Je n'ai jamais eu cette chance d'entendre la version originale, celle de Musique Intemporelle, de ce THE EYE OF THE CHAMELEON. Donc, il m’est très difficile de juger la valeur de ce nouveau remaster. Par contre, j'ai trouvé que le son est mieux détaillé, que chaque élément est mieux défini dans cette version que celle de SynGate. Mais le plus important, est que j'ai redécouvert cet album que j'ai sans doute écouter avec insouciance en 2006. C'est vrai que l'influence de Klaus Schulze, de Timewind à Mirage, est palpable dans tous les recoins de cette œuvre de Mario Schönwälder.

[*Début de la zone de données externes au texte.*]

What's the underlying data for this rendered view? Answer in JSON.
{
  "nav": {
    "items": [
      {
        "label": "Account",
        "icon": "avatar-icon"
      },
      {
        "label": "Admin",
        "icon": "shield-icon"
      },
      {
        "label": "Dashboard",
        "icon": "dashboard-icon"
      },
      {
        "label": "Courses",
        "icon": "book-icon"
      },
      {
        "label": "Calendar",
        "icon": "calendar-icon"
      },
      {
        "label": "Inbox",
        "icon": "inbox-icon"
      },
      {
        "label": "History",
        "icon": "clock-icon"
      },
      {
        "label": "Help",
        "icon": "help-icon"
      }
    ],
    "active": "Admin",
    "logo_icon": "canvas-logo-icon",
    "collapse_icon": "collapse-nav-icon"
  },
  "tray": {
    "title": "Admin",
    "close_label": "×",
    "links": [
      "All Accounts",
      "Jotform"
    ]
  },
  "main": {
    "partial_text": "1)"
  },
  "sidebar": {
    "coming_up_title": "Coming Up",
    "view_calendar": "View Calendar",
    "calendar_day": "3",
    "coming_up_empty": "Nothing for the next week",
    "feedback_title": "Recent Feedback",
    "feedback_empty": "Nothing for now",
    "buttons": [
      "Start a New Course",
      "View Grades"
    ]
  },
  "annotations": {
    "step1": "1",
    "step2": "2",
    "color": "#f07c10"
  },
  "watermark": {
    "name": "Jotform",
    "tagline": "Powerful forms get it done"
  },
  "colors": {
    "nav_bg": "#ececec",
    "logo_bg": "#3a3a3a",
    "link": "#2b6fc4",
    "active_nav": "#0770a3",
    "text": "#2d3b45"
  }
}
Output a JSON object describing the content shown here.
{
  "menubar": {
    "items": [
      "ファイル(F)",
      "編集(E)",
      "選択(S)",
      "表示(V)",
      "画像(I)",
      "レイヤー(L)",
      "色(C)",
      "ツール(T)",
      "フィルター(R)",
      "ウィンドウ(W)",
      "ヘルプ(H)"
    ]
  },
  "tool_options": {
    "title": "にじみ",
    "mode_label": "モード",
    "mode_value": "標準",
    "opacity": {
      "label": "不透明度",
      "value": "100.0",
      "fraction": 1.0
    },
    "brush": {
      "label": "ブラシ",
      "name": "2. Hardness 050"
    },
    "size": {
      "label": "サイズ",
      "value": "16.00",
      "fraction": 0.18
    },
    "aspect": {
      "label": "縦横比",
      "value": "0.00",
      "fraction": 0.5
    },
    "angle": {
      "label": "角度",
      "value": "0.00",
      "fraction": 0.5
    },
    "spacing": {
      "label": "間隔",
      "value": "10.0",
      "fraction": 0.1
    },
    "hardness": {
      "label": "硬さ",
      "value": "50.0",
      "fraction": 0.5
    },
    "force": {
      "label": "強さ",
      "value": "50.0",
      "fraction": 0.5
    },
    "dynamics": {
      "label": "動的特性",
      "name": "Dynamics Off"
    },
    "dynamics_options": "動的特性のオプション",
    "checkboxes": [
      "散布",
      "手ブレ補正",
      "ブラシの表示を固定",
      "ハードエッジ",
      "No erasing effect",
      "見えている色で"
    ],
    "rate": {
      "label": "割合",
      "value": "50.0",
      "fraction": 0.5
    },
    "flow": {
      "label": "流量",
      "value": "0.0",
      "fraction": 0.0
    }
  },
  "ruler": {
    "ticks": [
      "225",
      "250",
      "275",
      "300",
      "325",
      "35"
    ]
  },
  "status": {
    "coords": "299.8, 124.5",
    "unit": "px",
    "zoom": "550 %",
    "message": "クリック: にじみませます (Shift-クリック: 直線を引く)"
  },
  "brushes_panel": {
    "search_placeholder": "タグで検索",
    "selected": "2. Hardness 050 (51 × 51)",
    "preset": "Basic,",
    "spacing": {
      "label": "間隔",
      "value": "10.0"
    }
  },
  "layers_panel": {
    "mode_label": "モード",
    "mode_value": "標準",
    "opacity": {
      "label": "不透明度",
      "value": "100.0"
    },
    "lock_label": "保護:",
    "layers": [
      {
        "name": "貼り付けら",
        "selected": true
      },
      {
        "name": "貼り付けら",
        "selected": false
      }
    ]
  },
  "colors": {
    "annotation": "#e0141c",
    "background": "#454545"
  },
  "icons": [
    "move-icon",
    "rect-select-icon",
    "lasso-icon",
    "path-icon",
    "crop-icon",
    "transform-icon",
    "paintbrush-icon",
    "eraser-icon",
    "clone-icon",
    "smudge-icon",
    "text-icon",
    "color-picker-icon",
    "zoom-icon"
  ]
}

Mais de là à dire qu'il y a un manque d'originalité, comme j'ai lu quelque part sur le web, c'est faire preuve de paresse dans l'art d'écouter et de critiquer un album. Les 40 premières minutes de cet album sont très bonnes et la pièce-titre est simplement superbe! Donc, si vous ne possédez-pas cet album, le label Made in Germany vous en donne l'opportunité.
Sylvain Lupari (24/09/23) *****
Disponible chez MIG Music
(NB : Les mots en bleu sont des liens sur lesquels vous pouvez cliquer)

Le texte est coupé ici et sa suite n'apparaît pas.